Belki de Arap Birliği Genel Sekreteri Ahmed Ebu Gayt tüm bunları bildiği için, Lübnan ve Körfez ülkeleri arasındaki krizi çözmeye çalışmaya yönelik bir hamle kapsamında Genel Sekreter Yardımcısı Husam Zeki’yi Beyrut’a göndermeyi tercih etti. Genel Sekreter daha önce, Birlik’in Kahire’deki toplantıları sırasında Avn’ın damadı, eski Lübnan Dışişleri Bakanı Cibran Basil’den de bu İran boyutlu sözleri duymuş olmalı. Ancak Zeki’nin ilk açıklamasında “Önce Lübnan’ın pozisyonunu görmeye geldim” demesi, Beyrut’taki yetkililer arasında bir Lübnan pozisyonu bulamayacağını kesinlikle bildiği anlamına geliyor. Lübnanlı yetkililer, Yargıç Bitar, ardından yargı bastırılmadıkça hükümeti esaretinden kurtarmaktan ve yürütme erkini harekete geçirmekten acizler, bu yüzden Zeki onlarla görüşmelerinde sadece Hizbullah’ın engelleyici koşullarını takip eden bir pozisyon buldu.
Zeki’nin Cumhurbaşkanı Mişel Avn ve Başbakan Necib Mikati ile görüşmelerinde duyduğu her şey, mevcut Lübnan’ın uygulamaktan aciz olduğu havada kalan sözlerin ötesine geçmiyor. Örneğin, Lübnan’ın kardeş Arap ülkeleriyle en iyi ve güzel ilişkiler kurma konusundaki istekliliğinden bahsetmenin anlamı nedir? Dahası Avn, açıkça ve aleni olarak nasıl “Lübnan devletinin pozisyonları ile birey ve grupların, özellikle de sorumlu mevkiler üstlenmeden önceki pozisyonlarının birbirinden ayrılması gerektiği” çağrısı yapabildi? Sanki Hizbullah yürütme erkinin içinde ve yargı erkinin önünde bir engel değil. Devlet ve meşru güçlerine karşı fazla gücünü sergilemeye devam etmiyor. Çözümün giriş noktası olabilecek Enformasyon Bakanı’nın herhangi bir şekilde istifasını veya görevden alınmasını engelleyerek krizi karmaşıklaştırmakta acele eden de oydu. Yemen’de savaşı ve Husileri desteklemeyi de sürdürüyor.
Zeki, çözümün bir sonraki aşamasına geçmek için krizin çözülebilir olduğunu hissetmesi gerektiğini, Suudi Arabistan ile diyalogun ziyaretinden önce var olduğunu, “içinden geçebileceğimiz bir gedik” bulduğunu söylediğinde net ve diplomatikti.

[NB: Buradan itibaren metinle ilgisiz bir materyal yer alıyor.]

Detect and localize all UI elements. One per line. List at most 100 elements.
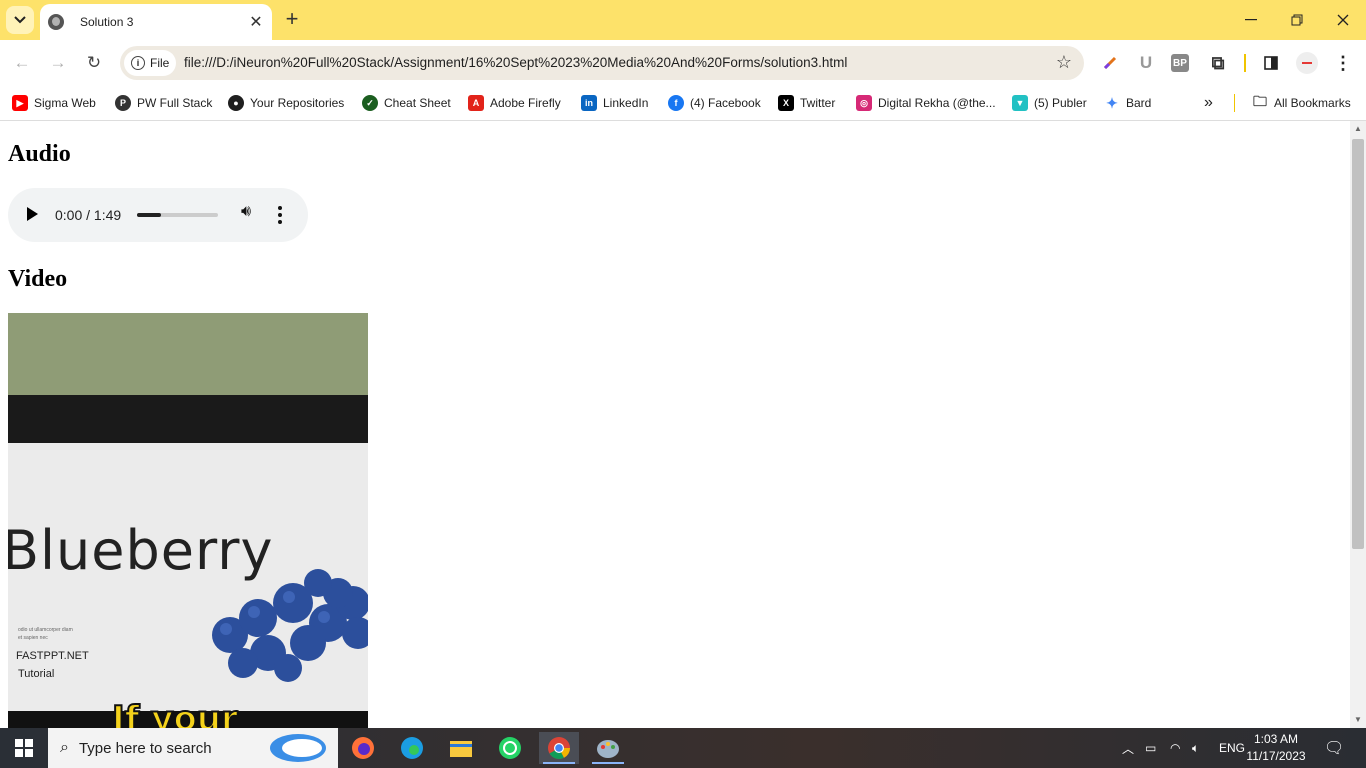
bookmark-label: Adobe Firefly [490, 96, 561, 110]
firefox-icon [352, 737, 374, 759]
side-panel-glyph [1264, 56, 1278, 70]
side-panel-icon[interactable] [1260, 52, 1282, 74]
double-chevron-right-icon: » [1204, 94, 1213, 111]
extensions-puzzle-icon[interactable]: ⧉ [1207, 52, 1229, 74]
minimize-icon [1245, 19, 1257, 21]
reload-icon: ↻ [86, 53, 102, 72]
active-app-indicator [543, 762, 575, 764]
speaker-icon[interactable]: 🔈︎ [1192, 728, 1199, 768]
windows-taskbar: ⌕ Type here to search ︿ ▭ ◠ 🔈︎ ENG 1:03 … [0, 728, 1366, 768]
new-tab-button[interactable]: + [280, 8, 304, 32]
audio-player[interactable]: 0:00 / 1:49 🔊︎ [8, 188, 308, 242]
notification-icon[interactable]: 🗨︎ [1324, 728, 1344, 768]
taskbar-search[interactable]: ⌕ Type here to search [48, 728, 338, 768]
scrollbar-thumb[interactable] [1352, 139, 1364, 549]
volume-icon[interactable]: 🔊︎ [241, 203, 251, 221]
wifi-icon[interactable]: ◠ [1170, 728, 1180, 768]
show-hidden-icons[interactable]: ︿ [1122, 728, 1134, 768]
language-indicator[interactable]: ENG [1219, 728, 1245, 768]
bookmark-twitter[interactable]: X Twitter [778, 93, 835, 113]
tab-close-icon[interactable]: ✕ [246, 12, 266, 32]
page-scrollbar[interactable]: ▲ ▼ [1350, 121, 1366, 728]
clock-date: 11/17/2023 [1246, 749, 1306, 763]
bookmark-label: Bard [1126, 96, 1152, 110]
audio-time: 0:00 / 1:49 [55, 207, 122, 223]
tab-active[interactable]: Solution 3 ✕ [40, 4, 272, 40]
bookmark-label: Twitter [800, 96, 836, 110]
bookmark-label: Digital Rekha (@the... [878, 96, 996, 110]
bookmark-your-repositories[interactable]: ● Your Repositories [228, 93, 344, 113]
bookmark-digital-rekha[interactable]: ◎ Digital Rekha (@the... [856, 93, 996, 113]
reload-button[interactable]: ↻ [80, 49, 108, 77]
edge-icon [401, 737, 423, 759]
bookmark-label: (5) Publer [1034, 96, 1087, 110]
publer-icon: ▼ [1012, 95, 1028, 111]
all-bookmarks-button[interactable]: 🗀 All Bookmarks [1252, 93, 1351, 113]
bookmark-label: Your Repositories [250, 96, 345, 110]
search-icon: ⌕ [60, 739, 69, 756]
play-icon[interactable] [27, 207, 38, 221]
video-player[interactable]: odio ut ullamcorper diam et sapien nec B… [8, 313, 368, 728]
audio-more-options-icon[interactable] [278, 206, 282, 224]
facebook-icon: f [668, 95, 684, 111]
bookmark-label: PW Full Stack [137, 96, 213, 110]
page-content: Audio 0:00 / 1:49 🔊︎ Video odio ut ullam… [0, 121, 1350, 728]
bp-extension-icon[interactable]: BP [1171, 54, 1189, 72]
paint-taskbar-icon[interactable] [588, 732, 628, 764]
audio-heading: Audio [8, 141, 71, 167]
bookmark-bard[interactable]: ✦ Bard [1104, 93, 1151, 113]
bookmark-label: Cheat Sheet [384, 96, 451, 110]
close-icon [1337, 14, 1349, 26]
color-picker-extension-icon[interactable] [1099, 52, 1121, 74]
toolbar-divider [1244, 54, 1246, 72]
close-window-button[interactable] [1320, 0, 1366, 40]
chevron-down-icon [14, 16, 26, 24]
search-highlight-icon [270, 734, 326, 762]
battery-icon[interactable]: ▭ [1145, 728, 1156, 768]
all-bookmarks-label: All Bookmarks [1274, 96, 1351, 110]
forward-button[interactable]: → [44, 49, 72, 77]
chrome-taskbar-icon[interactable] [539, 732, 579, 764]
minimize-button[interactable] [1228, 0, 1274, 40]
clock[interactable]: 1:03 AM 11/17/2023 [1246, 731, 1306, 765]
clock-time: 1:03 AM [1253, 732, 1299, 746]
menu-kebab-icon[interactable]: ⋮ [1332, 52, 1354, 74]
firefox-taskbar-icon[interactable] [343, 732, 383, 764]
bookmark-facebook[interactable]: f (4) Facebook [668, 93, 761, 113]
video-caption-text: If your [111, 698, 239, 728]
bookmark-star-icon[interactable]: ☆ [1056, 52, 1072, 73]
back-button[interactable]: ← [8, 49, 36, 77]
edge-taskbar-icon[interactable] [392, 732, 432, 764]
pen-icon [1103, 56, 1117, 70]
svg-text:odio ut ullamcorper diam: odio ut ullamcorper diam [18, 627, 73, 633]
site-info-chip[interactable]: i File [124, 50, 176, 76]
bookmark-pw-full-stack[interactable]: P PW Full Stack [115, 93, 212, 113]
bookmark-publer[interactable]: ▼ (5) Publer [1012, 93, 1087, 113]
url-text[interactable]: file:///D:/iNeuron%20Full%20Stack/Assign… [184, 55, 847, 70]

Zeki, tüm bu sözleri söylese de önümüzdeki aşamanın İran’ın aşırılığının bilhassa Lübnan’da Hizbullah aracılığıyla daha da artacağını gösterdiğini çok iyi biliyor. Bilhassa Irak’ı her zaman arka bahçesi olarak gören İran, hegemonyası için bir tehdit haline gelen Irak seçim ve siyaset depreminden sonra. İranlılar ile Hizbullah’ın Suriye’deki varlığı konusunda üstü kapalı Rus-Amerikan ve Suriye mutabakatına dair göstergelerin varlığında Tahran’ın endişelerinin arttığı bir dönemden geçiyoruz. Bütün bunlar Viyana müzakerelerine dönülmesiyle birlikte bölgede İran Hilali’nin çözülüşünün başlangıcı anlama gelebilir. Anlaşıldı mı?